A proposta gerou um desgaste político imediato dentro da entidade. O diretor de operações da Fifa, Kevin Lamour, reforçou as críticas ao acusar a liderança de Infantino de falta de transparência e de enganar os funcionários sobre a viabilidade e os objetivos do plano. O clima de insatisfação na sede da organização em Zurique foi agravado pela conexão do projeto com a holding Thrive Eternal, liderada por Joshua Kushner, irmão de Jared Kushner, genro do presidente dos EUA, Donald Trump. Embora o nome de Trump tenha sido associado ao debate, o presidente americano negou publicamente qualquer diálogo com Infantino sobre o tema.
A reação externa foi ainda mais contundente, com a Uefa e a Concacaf ameaçando boicotar competições da Fifa caso a venda de ativos avançasse. A oposição argumentou que a iniciativa colocaria a "alma" do futebol à venda, transformando a governança do esporte em um ativo de fundos de private equity. O ex-presidente da Fifa, Joseph Blatter, também se manifestou, classificando o projeto como uma ameaça à missão institucional da entidade e um risco à integridade do futebol mundial.
Diante da pressão das confederações e da instabilidade interna, Gianni Infantino admitiu que o projeto causou divisões insustentáveis e anunciou a desistência da criação da FFE. A decisão marca um recuo estratégico da presidência da Fifa, que agora tenta conter os danos políticos e restaurar a confiança entre as 211 associações membros. O episódio destaca o desafio da entidade em equilibrar suas ambições de expansão comercial com a necessidade de manter a estabilidade política e a transparência perante o cenário global do esporte.
Fontes primárias
Declaração de renúncia de Carlos Cordeiro (reprodução na íntegra)

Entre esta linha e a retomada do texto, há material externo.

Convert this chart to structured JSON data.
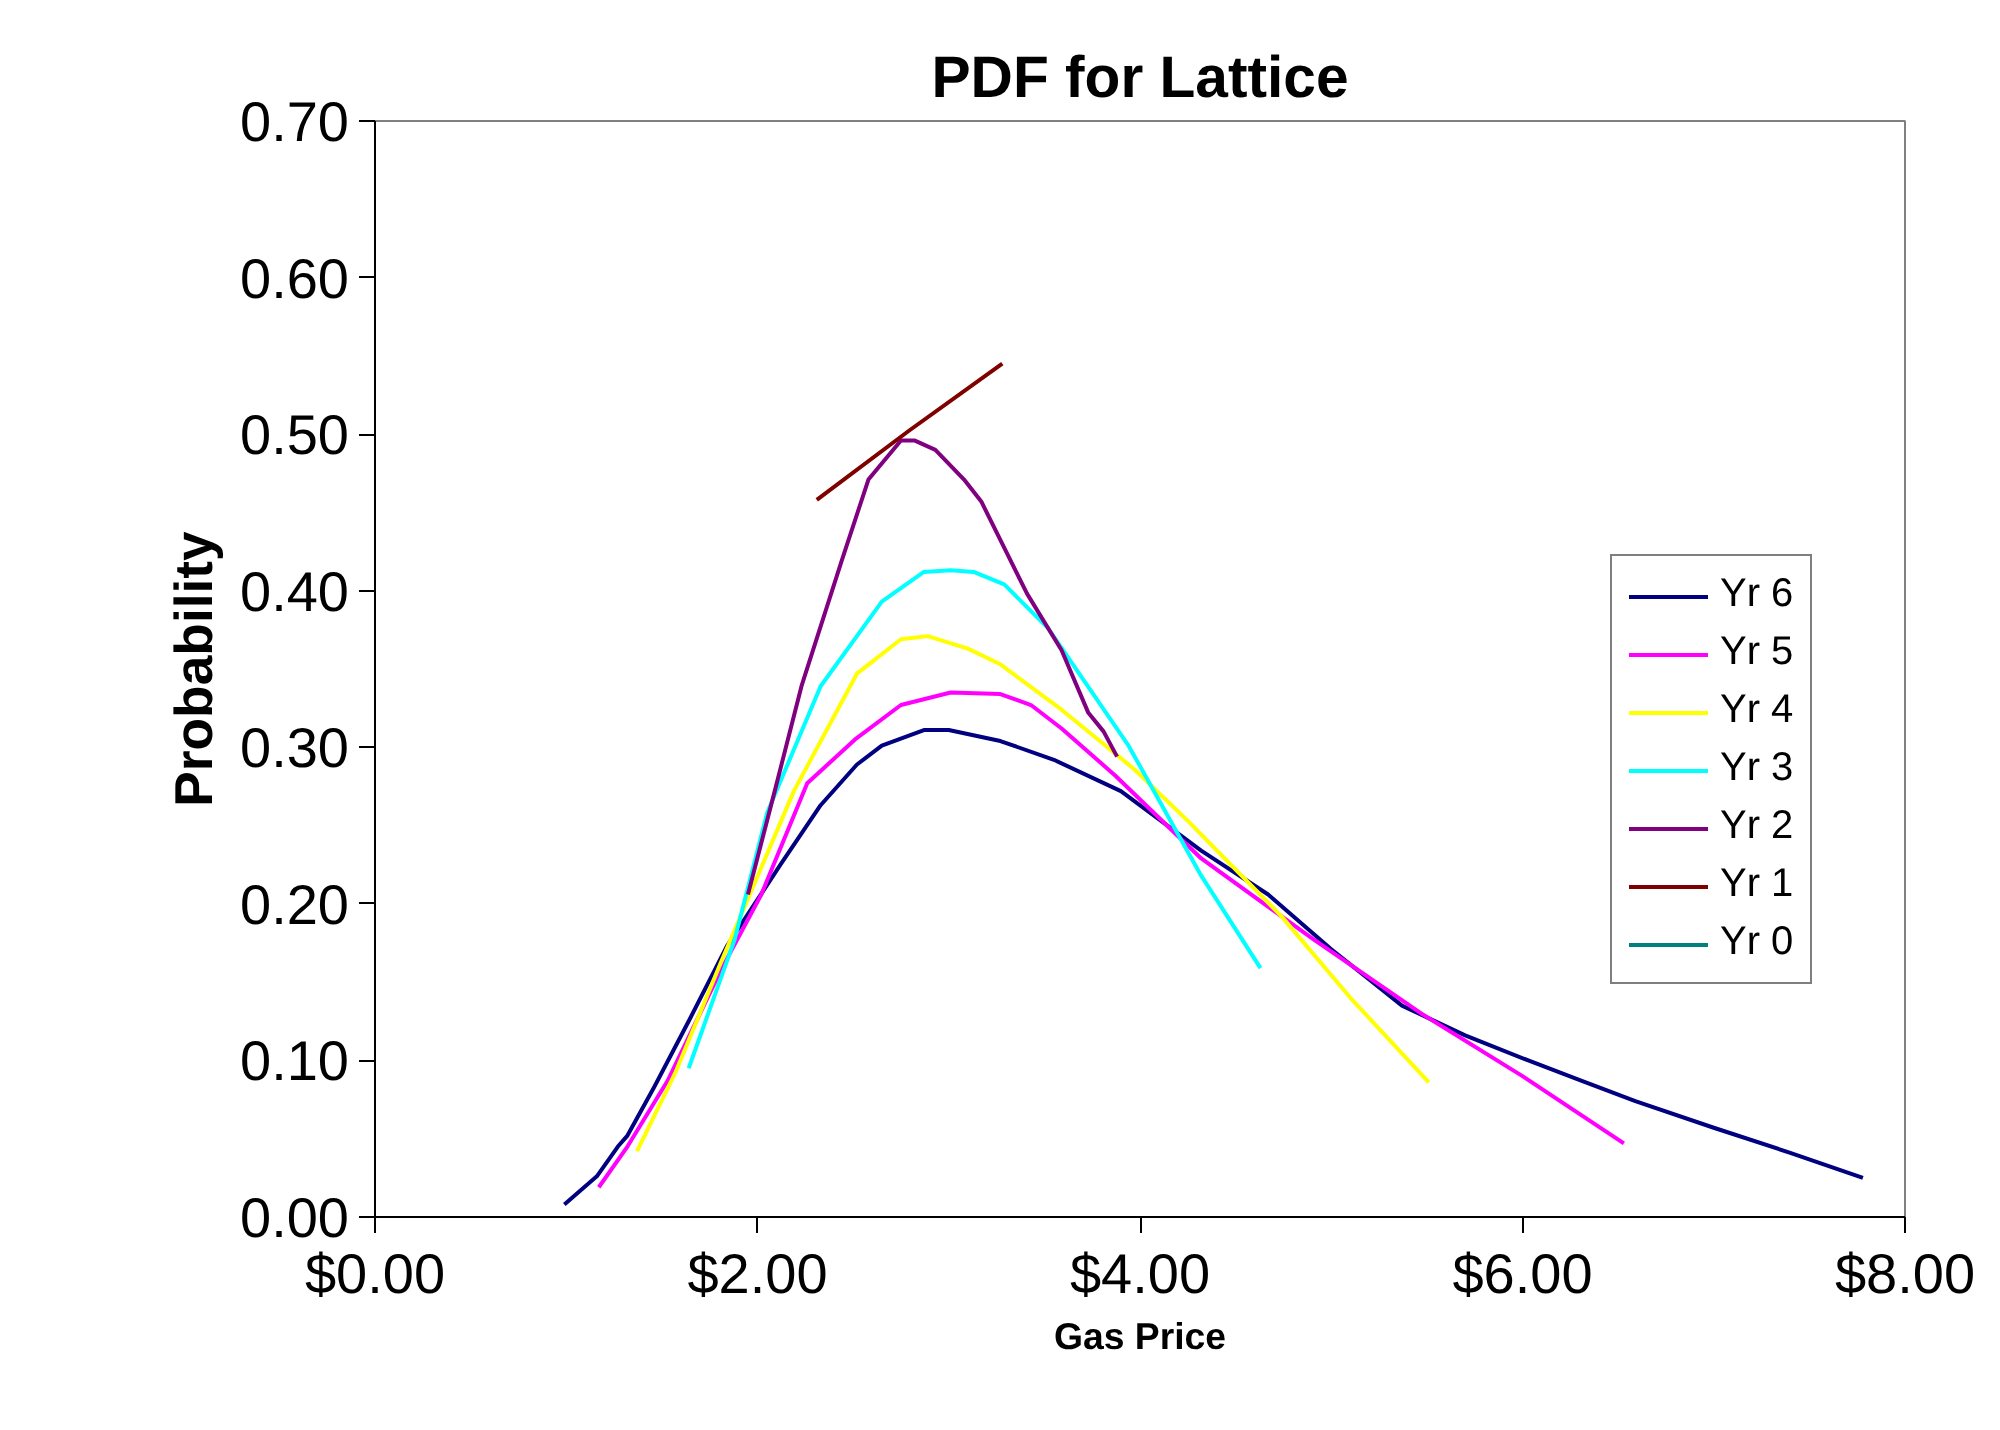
{
  "chart_data": {
    "type": "line",
    "title": "PDF for Lattice",
    "xlabel": "Gas Price",
    "ylabel": "Probability",
    "xlim": [
      0,
      8
    ],
    "ylim": [
      0,
      0.7
    ],
    "xticks": [
      {
        "value": 0,
        "label": "$0.00"
      },
      {
        "value": 2,
        "label": "$2.00"
      },
      {
        "value": 4,
        "label": "$4.00"
      },
      {
        "value": 6,
        "label": "$6.00"
      },
      {
        "value": 8,
        "label": "$8.00"
      }
    ],
    "yticks": [
      {
        "value": 0,
        "label": "0.00"
      },
      {
        "value": 0.1,
        "label": "0.10"
      },
      {
        "value": 0.2,
        "label": "0.20"
      },
      {
        "value": 0.3,
        "label": "0.30"
      },
      {
        "value": 0.4,
        "label": "0.40"
      },
      {
        "value": 0.5,
        "label": "0.50"
      },
      {
        "value": 0.6,
        "label": "0.60"
      },
      {
        "value": 0.7,
        "label": "0.70"
      }
    ],
    "grid": false,
    "legend": "right",
    "marker": "none",
    "line_style": "solid",
    "series": [
      {
        "name": "Yr 6",
        "color": "#000080",
        "x": [
          0.99,
          1.16,
          1.27,
          1.32,
          1.46,
          1.64,
          1.84,
          2.12,
          2.33,
          2.52,
          2.65,
          2.87,
          3.0,
          3.27,
          3.55,
          3.9,
          4.32,
          4.67,
          5.0,
          5.37,
          5.7,
          6.03,
          6.31,
          6.59,
          7.0,
          7.4,
          7.78
        ],
        "values": [
          0.008,
          0.026,
          0.045,
          0.052,
          0.083,
          0.125,
          0.173,
          0.225,
          0.263,
          0.289,
          0.301,
          0.311,
          0.311,
          0.304,
          0.292,
          0.272,
          0.234,
          0.206,
          0.171,
          0.135,
          0.116,
          0.1,
          0.087,
          0.074,
          0.057,
          0.041,
          0.025
        ]
      },
      {
        "name": "Yr 5",
        "color": "#ff00ff",
        "x": [
          1.17,
          1.32,
          1.53,
          1.81,
          2.02,
          2.26,
          2.51,
          2.75,
          3.01,
          3.27,
          3.43,
          3.59,
          3.87,
          4.32,
          4.9,
          5.47,
          6.0,
          6.53
        ],
        "values": [
          0.019,
          0.045,
          0.087,
          0.158,
          0.206,
          0.277,
          0.305,
          0.327,
          0.335,
          0.334,
          0.327,
          0.312,
          0.282,
          0.229,
          0.178,
          0.13,
          0.09,
          0.047
        ]
      },
      {
        "name": "Yr 4",
        "color": "#ffff00",
        "x": [
          1.37,
          1.57,
          1.81,
          2.19,
          2.52,
          2.75,
          2.89,
          3.1,
          3.27,
          3.59,
          3.97,
          4.25,
          4.74,
          5.1,
          5.51
        ],
        "values": [
          0.042,
          0.092,
          0.163,
          0.272,
          0.347,
          0.369,
          0.371,
          0.363,
          0.353,
          0.324,
          0.286,
          0.253,
          0.192,
          0.14,
          0.086
        ]
      },
      {
        "name": "Yr 3",
        "color": "#00ffff",
        "x": [
          1.64,
          1.88,
          2.05,
          2.33,
          2.65,
          2.87,
          3.01,
          3.13,
          3.29,
          3.52,
          3.94,
          4.32,
          4.63
        ],
        "values": [
          0.095,
          0.177,
          0.258,
          0.339,
          0.393,
          0.412,
          0.413,
          0.412,
          0.404,
          0.376,
          0.301,
          0.218,
          0.159
        ]
      },
      {
        "name": "Yr 2",
        "color": "#800080",
        "x": [
          1.95,
          2.09,
          2.23,
          2.44,
          2.58,
          2.75,
          2.82,
          2.93,
          3.08,
          3.17,
          3.41,
          3.59,
          3.73,
          3.81,
          3.88
        ],
        "values": [
          0.206,
          0.272,
          0.339,
          0.419,
          0.471,
          0.496,
          0.496,
          0.49,
          0.471,
          0.457,
          0.398,
          0.362,
          0.322,
          0.31,
          0.294
        ]
      },
      {
        "name": "Yr 1",
        "color": "#800000",
        "x": [
          2.31,
          2.79,
          3.28
        ],
        "values": [
          0.458,
          0.502,
          0.545
        ]
      },
      {
        "name": "Yr 0",
        "color": "#008080"
      }
    ]
  }
}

Cordeiro, banqueiro ex-Goldman Sachs e assessor sênior de Infantino desde 2021, renuncia com efeito imediato citando o plano de vender uma fatia de até 20% da nova subsidiária comercial FIFA Forward Enterprise (FFE), avaliada em US$ 20 bi, a investidores privados. Diz não ter tido qualquer envolvimento na proposta e se opõe 'inequivocamente': 'é um mau negócio para as Associações Membro da FIFA, um mau negócio para o futebol e um mau negócio para o futuro do esporte a longo prazo'. Argumenta que a FIFA já tem 'recursos financeiros extraordinários' — bilhões em reservas e nenhuma dívida —, cita os US$ 15 bi de receita gerados entre 2022 e 2026 pelo próprio Infantino, e questiona por que vender uma fatia permanente do 'ativo mais valioso do futebol' para levantar US$ 4,2 bi: 'está hipotecando o futuro do futebol sem justificativa convincente'. Encerra pedindo que outros funcionários seniores da FIFA também se manifestem, porque 'decisões dessa magnitude devem ser tomadas no interesse do futebol, não de quem tem a ganhar com o negócio'.
Clarifications: FIFA Forward Enterprise (FFE) proposal
Em nota divulgada na madrugada de sexta-feira (31/07), a FIFA rejeita a leitura de que estaria 'vendendo o futebol': 'Ninguém está vendendo o futebol. Isso não é algo que a FIFA jamais cogitaria'. Segundo o comunicado, a FFE foi proposta unicamente para que as 211 associações-membro tenham a chance de deter participação real na exploração comercial do futebol em seus respectivos países, sem custo para a governança ou o espírito da FIFA ou do futebol. O texto detalha o cronograma de repasses por associação-membro (US$ 20 milhões para o ciclo 2027-2030, entre outros valores).